Former BISD electrician loses (another) appeal

Calvin Walker (left) and Dick DeGuerin

Former Beaumont Independent School District contract electrician Calvin Walker has spent the last two years trying to convince a myriad of courts that he shouldn’t face a jury of his peers in state court on allegations that he defrauded the school district and the city of Port Arthur out of millions of dollars. 

Since he was able to arrange a plea deal to alleviate similar federal charges in 2012 in exchange for admission that he failed to timely pay his taxes, Walker and attorney Dick DeGuerin argue, he should not be held liable for those same crimes at the state level. To date, no court has sided with the defense’s assertion, and on Wednesday, June 15, the Court of Criminal Appeals – the highest criminal appeals court in the state – also ruled that it would not hear arguments concerning Walker’s latest attempt to avoid state prosecution.

Barring unprecedented further legal maneuvering or divine intervention, Walker will now be placed on the docket for trial in Judge John Stevens’ Jefferson County Criminal District Court.

“I don’t want to say that this was a stall tactic,” Jefferson County Assistant District Attorney Wayln Thompson, who handles the county’s criminal appeals, said. “But, it has definitely delayed the process.”

Walker’s appeal was a writ of habeas corpus, a type of filing rarely made prior to trial convictions. Writs of habeas argue that a prisoner is being held against their constitutional rights. Specifically, according to pleadings made in his writ for relief, Walker and DeGuerin pose the theory that the state’s prosecution is nothing more than double jeopardy – or a “sham and a cover” for failed federal proceedings where prosecutors from the federal and state offices are colluding together to deprive Walker of his right to freedom.

“A fair jury in federal court did not convict (Walker),” DeGuerin told The Examiner as to why he believes his client is currently being unfairly prosecuted. “They agreed in federal court not to prosecute him anymore after that.”

But that was just in federal court, state prosecutors assert.

“There is no double jeopardy with state and federal prosecution except in very, very limited circumstances,” Thompson said. “They were trying to stop us from being able to take him to trial.
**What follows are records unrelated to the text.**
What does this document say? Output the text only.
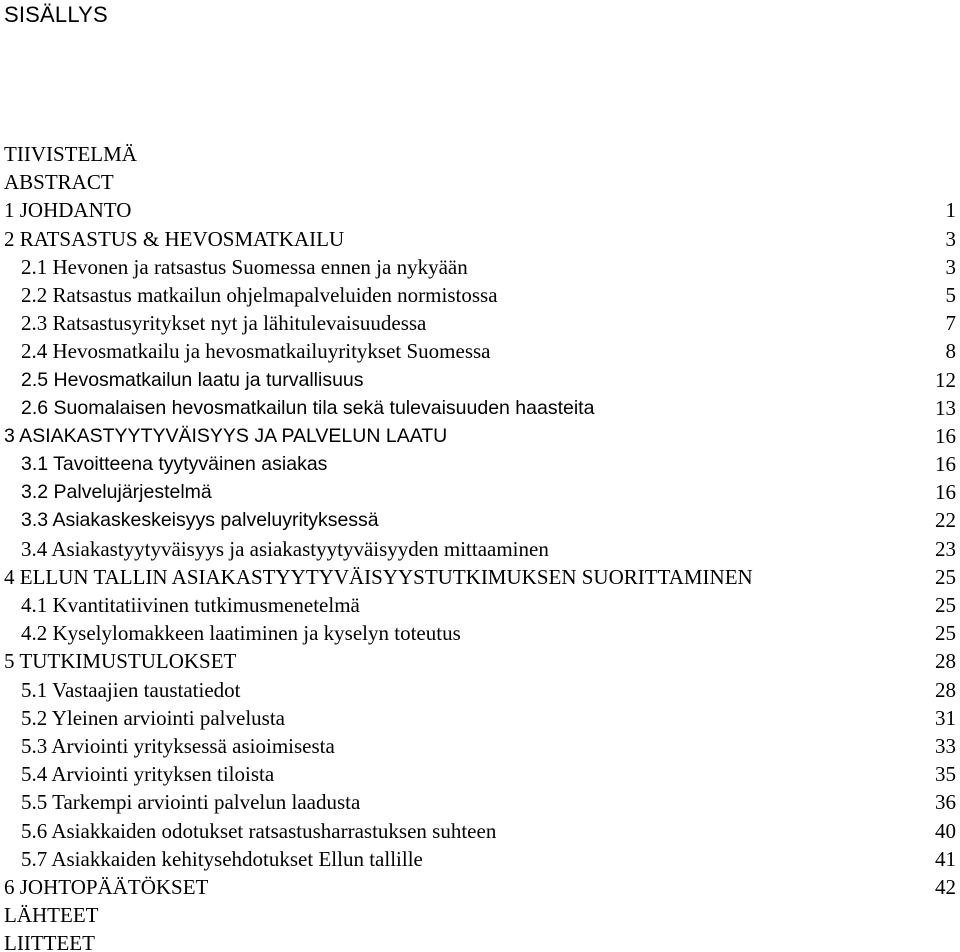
SISÄLLYS
TIIVISTELMÄ
ABSTRACT
1 JOHDANTO	1
2 RATSASTUS & HEVOSMATKAILU	3
2.1 Hevonen ja ratsastus Suomessa ennen ja nykyään	3
2.2 Ratsastus matkailun ohjelmapalveluiden normistossa	5
2.3 Ratsastusyritykset nyt ja lähitulevaisuudessa	7
2.4 Hevosmatkailu ja hevosmatkailuyritykset Suomessa	8
2.5 Hevosmatkailun laatu ja turvallisuus	12
2.6 Suomalaisen hevosmatkailun tila sekä tulevaisuuden haasteita	13
3 ASIAKASTYYTYVÄISYYS JA PALVELUN LAATU	16
3.1 Tavoitteena tyytyväinen asiakas	16
3.2 Palvelujärjestelmä	16
3.3 Asiakaskeskeisyys palveluyrityksessä	22
3.4 Asiakastyytyväisyys ja asiakastyytyväisyyden mittaaminen	23
4 ELLUN TALLIN ASIAKASTYYTYVÄISYYSTUTKIMUKSEN SUORITTAMINEN	25
4.1 Kvantitatiivinen tutkimusmenetelmä	25
4.2 Kyselylomakkeen laatiminen ja kyselyn toteutus	25
5 TUTKIMUSTULOKSET	28
5.1 Vastaajien taustatiedot	28
5.2 Yleinen arviointi palvelusta	31
5.3 Arviointi yrityksessä asioimisesta	33
5.4 Arviointi yrityksen tiloista	35
5.5 Tarkempi arviointi palvelun laadusta	36
5.6 Asiakkaiden odotukset ratsastusharrastuksen suhteen	40
5.7 Asiakkaiden kehitysehdotukset Ellun tallille	41
6 JOHTOPÄÄTÖKSET	42
LÄHTEET
LIITTEET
The judge denied it – and then they appealed it.” The claim was first denied in Stevens’ court in 2014. The 9th Court of Appeals heard the case next; it also denied Walker’s claim. The Court of Criminal Appeals refused to even contemplate the argument.

“It’s over,” Thompson surmised. “At this point, we can take him to trial.”
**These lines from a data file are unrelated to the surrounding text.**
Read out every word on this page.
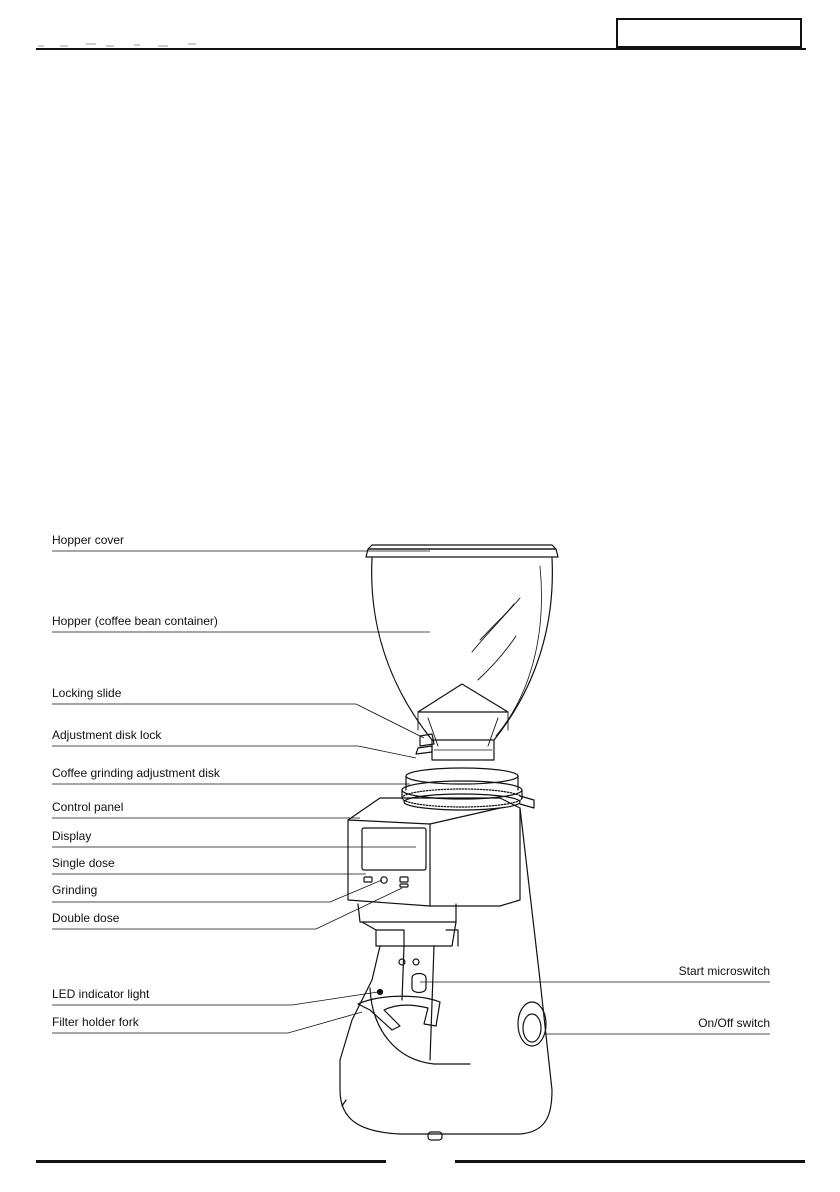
Hopper cover
Hopper (coffee bean container)
Locking slide
Adjustment disk lock
Coffee grinding adjustment disk
Control panel
Display
Single dose
Grinding
Double dose
LED indicator light
Filter holder fork
Start microswitch
On/Off switch
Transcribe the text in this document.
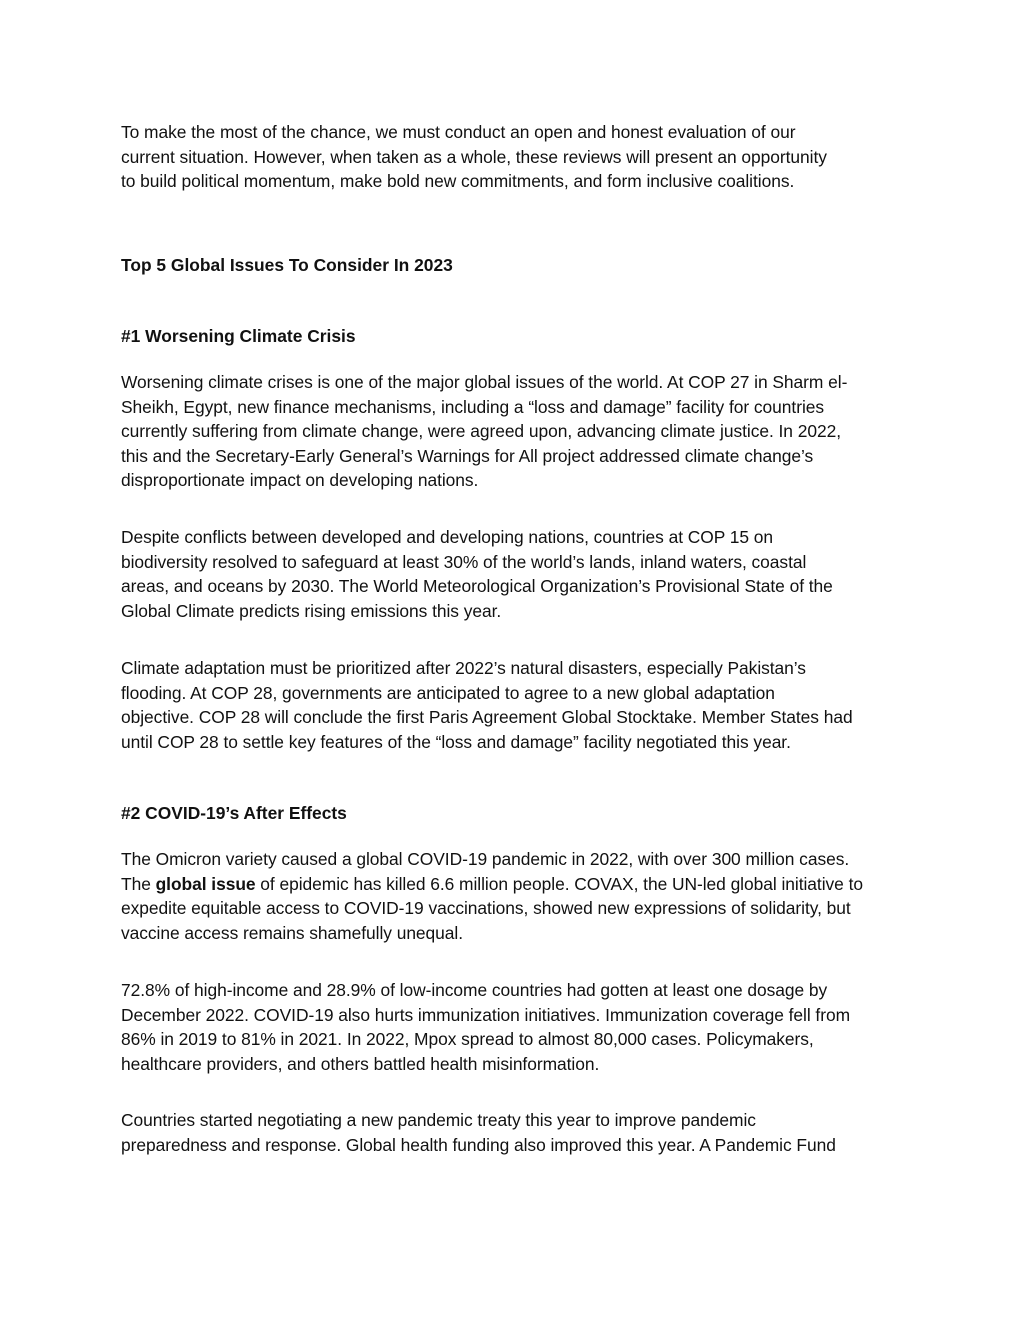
To make the most of the chance, we must conduct an open and honest evaluation of our
current situation. However, when taken as a whole, these reviews will present an opportunity
to build political momentum, make bold new commitments, and form inclusive coalitions.

Top 5 Global Issues To Consider In 2023
#1 Worsening Climate Crisis

Worsening climate crises is one of the major global issues of the world. At COP 27 in Sharm el-
Sheikh, Egypt, new finance mechanisms, including a “loss and damage” facility for countries
currently suffering from climate change, were agreed upon, advancing climate justice. In 2022,
this and the Secretary-Early General’s Warnings for All project addressed climate change’s
disproportionate impact on developing nations.

Despite conflicts between developed and developing nations, countries at COP 15 on
biodiversity resolved to safeguard at least 30% of the world’s lands, inland waters, coastal
areas, and oceans by 2030. The World Meteorological Organization’s Provisional State of the
Global Climate predicts rising emissions this year.

Climate adaptation must be prioritized after 2022’s natural disasters, especially Pakistan’s
flooding. At COP 28, governments are anticipated to agree to a new global adaptation
objective. COP 28 will conclude the first Paris Agreement Global Stocktake. Member States had
until COP 28 to settle key features of the “loss and damage” facility negotiated this year.

#2 COVID-19’s After Effects

The Omicron variety caused a global COVID-19 pandemic in 2022, with over 300 million cases.
The global issue of epidemic has killed 6.6 million people. COVAX, the UN-led global initiative to
expedite equitable access to COVID-19 vaccinations, showed new expressions of solidarity, but
vaccine access remains shamefully unequal.

72.8% of high-income and 28.9% of low-income countries had gotten at least one dosage by
December 2022. COVID-19 also hurts immunization initiatives. Immunization coverage fell from
86% in 2019 to 81% in 2021. In 2022, Mpox spread to almost 80,000 cases. Policymakers,
healthcare providers, and others battled health misinformation.

Countries started negotiating a new pandemic treaty this year to improve pandemic
preparedness and response. Global health funding also improved this year. A Pandemic Fund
And although Thompson is convinced the state’s case will ultimately be heard before a jury, he is open to the fact that Walker and DeGuerin may have another Hail Mary up their sleeves.

“DeGuerin is creative,” Thompson said. “I don’t know what they’ll do next. But whatever they do, we’ll deal with it accordingly.”

Walker, when slated for trial in Jefferson County, is facing four felony charges of securing execution of a document by deception and two felony charges of money laundering.

Walker was arrested pursuant to the charges in July 2014, on the heels of a six-count indictment that alleges that, from Dec. 23, 2008, through Sept. 10, 2009, Walker submitted fraudulent invoices to both BISD and the city of Port Arthur resulting in the contractor being “compensated for labor, materials, and other expenses which were never incurred concerning his work as a contractor on various projects, including temporary campuses at BISD’s South Park and Regina Howell schools, a softball field at Ozen, and Port Arthur parks.”

Walker has faced – and been sentenced on – similar state charges before stemming from a bogus insurance claim that resulted in criminal prosecution in 2003, not long before Walker went into business with BISD and the city of Port Arthur. In that case, Walker altered documents to claim injuries and secure insurance proceeds he was not entitled to.

Walker was arrested on the state jail felony insurance fraud charge in January 2003, but was released on the surety of attorney Audwin Samuel. In the end, Walker pleaded no contest to the charge, and was ordered to serve four years of probation, perform 400 hours of community service, and pay a $1,000 fine and restitution. He petitioned the state – and was granted – early release from probation after serving just half his sentence.